Checking a patient’s eligibility can also help you determine whether a procedure is covered under the patient’s plan or not. You want to make sure the procedure codes are valid and billable for the patient’s plan to determine if the service will be covered. It is important to find this out ahead of time, so you will know if it will be paid or not. That way you can prepare the patient that if their plan does not cover the procedure they (the patient) could potentially be responsible for the cost if they proceed with the service they are being provided. It would not be good to bill the patient’s insurance only to find out that the service is not covered under the patient’s plan and the insurance company applies it to the patient’s deductible. A patient would not be happy receiving a bill in the mail for something they had no idea was not covered under their insurance plan. This is why it is important to receive this information up front and to inform the patient of their responsibility if any. Also making sure that the patient has both in and out-of-network coverage is helpful just in case they are seeing an out-of-network provider, the patient knows what they are responsible for.

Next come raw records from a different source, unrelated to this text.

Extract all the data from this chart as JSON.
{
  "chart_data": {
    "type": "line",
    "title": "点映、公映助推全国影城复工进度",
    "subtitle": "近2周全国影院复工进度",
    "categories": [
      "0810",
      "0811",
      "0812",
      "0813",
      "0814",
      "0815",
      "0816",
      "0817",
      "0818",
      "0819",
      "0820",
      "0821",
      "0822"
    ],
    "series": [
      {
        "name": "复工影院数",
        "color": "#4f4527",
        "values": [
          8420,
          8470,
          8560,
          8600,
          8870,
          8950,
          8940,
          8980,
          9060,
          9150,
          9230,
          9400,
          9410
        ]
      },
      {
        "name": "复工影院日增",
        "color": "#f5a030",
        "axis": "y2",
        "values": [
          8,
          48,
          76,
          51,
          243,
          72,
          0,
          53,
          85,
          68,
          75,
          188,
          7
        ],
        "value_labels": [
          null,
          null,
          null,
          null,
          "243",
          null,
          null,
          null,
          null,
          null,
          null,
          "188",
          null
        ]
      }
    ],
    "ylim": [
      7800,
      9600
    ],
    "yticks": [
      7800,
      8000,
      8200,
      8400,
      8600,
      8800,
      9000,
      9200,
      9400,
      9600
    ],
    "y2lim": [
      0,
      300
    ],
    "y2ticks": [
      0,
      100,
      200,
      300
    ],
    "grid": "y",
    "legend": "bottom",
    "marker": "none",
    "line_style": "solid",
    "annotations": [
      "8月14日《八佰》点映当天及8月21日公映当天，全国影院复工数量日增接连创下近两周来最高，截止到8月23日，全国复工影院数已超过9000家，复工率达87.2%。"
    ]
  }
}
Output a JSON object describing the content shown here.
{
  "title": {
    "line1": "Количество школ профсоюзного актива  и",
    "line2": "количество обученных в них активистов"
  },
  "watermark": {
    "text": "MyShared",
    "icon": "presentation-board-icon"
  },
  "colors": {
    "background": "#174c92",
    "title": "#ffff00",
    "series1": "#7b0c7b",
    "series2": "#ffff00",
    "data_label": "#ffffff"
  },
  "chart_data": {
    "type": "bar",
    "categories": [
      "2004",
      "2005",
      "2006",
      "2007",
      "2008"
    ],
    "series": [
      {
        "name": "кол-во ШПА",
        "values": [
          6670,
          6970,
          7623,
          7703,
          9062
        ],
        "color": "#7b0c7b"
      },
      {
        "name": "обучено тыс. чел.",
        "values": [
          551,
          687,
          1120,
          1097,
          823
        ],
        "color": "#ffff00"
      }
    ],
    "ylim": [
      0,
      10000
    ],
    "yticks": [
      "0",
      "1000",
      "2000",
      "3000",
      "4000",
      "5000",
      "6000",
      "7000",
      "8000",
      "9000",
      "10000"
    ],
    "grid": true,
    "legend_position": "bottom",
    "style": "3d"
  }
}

Let’s face it, as a medical billing specialist you will always have to deal with denials, but checking eligibility could help decrease the denials you encounter. Most denials are because eligibility was not completed. Denials such as inactive policies, and prior authorization can increase denials and workloads for specialists. Simply obtaining the eligibility information, can decrease these denials and allow the billing specialist to work on or appeal the more important denials.
A lot of information can be acquired about the outcome of the claim before it is even billed. There are many ways you can check patients’ eligibility information, whether you use online resources to provide you with the information, or if you contact the payers by phone. With the growing evolution of technology, acquiring eligibility information is easily obtainable. As long as you register with the insurance carrier web portals, you are able to get the information you need. If you do not see information relating to prior authorizations online, you can still utilize the provider phone numbers that most insurance carriers have for more specific questions. When obtaining the information via phone, be sure to get a call reference number from the insurance representative and notate the accounts with this, so that you can keep a record of any phone conversations about an insurance policy for your records.
If you bill for a provider, you may want to try to implement some of these reasons in your workflow to help with any denials you may be dealing with and see how it could benefit you and the provider you bill for. If you can, put together an insurance verification or data entry team to obtain eligibility information so that when you bill the information has already been obtained and the claim can be submitted and processed correctly the first time. If not, then you could be dealing with a lot of denials and this could potentially interfere with re-filing the claim before timely filing occurs. The longer the claim takes to re-file, the less money you may get for that claim. So, how do you or your billing team handle insurance verification?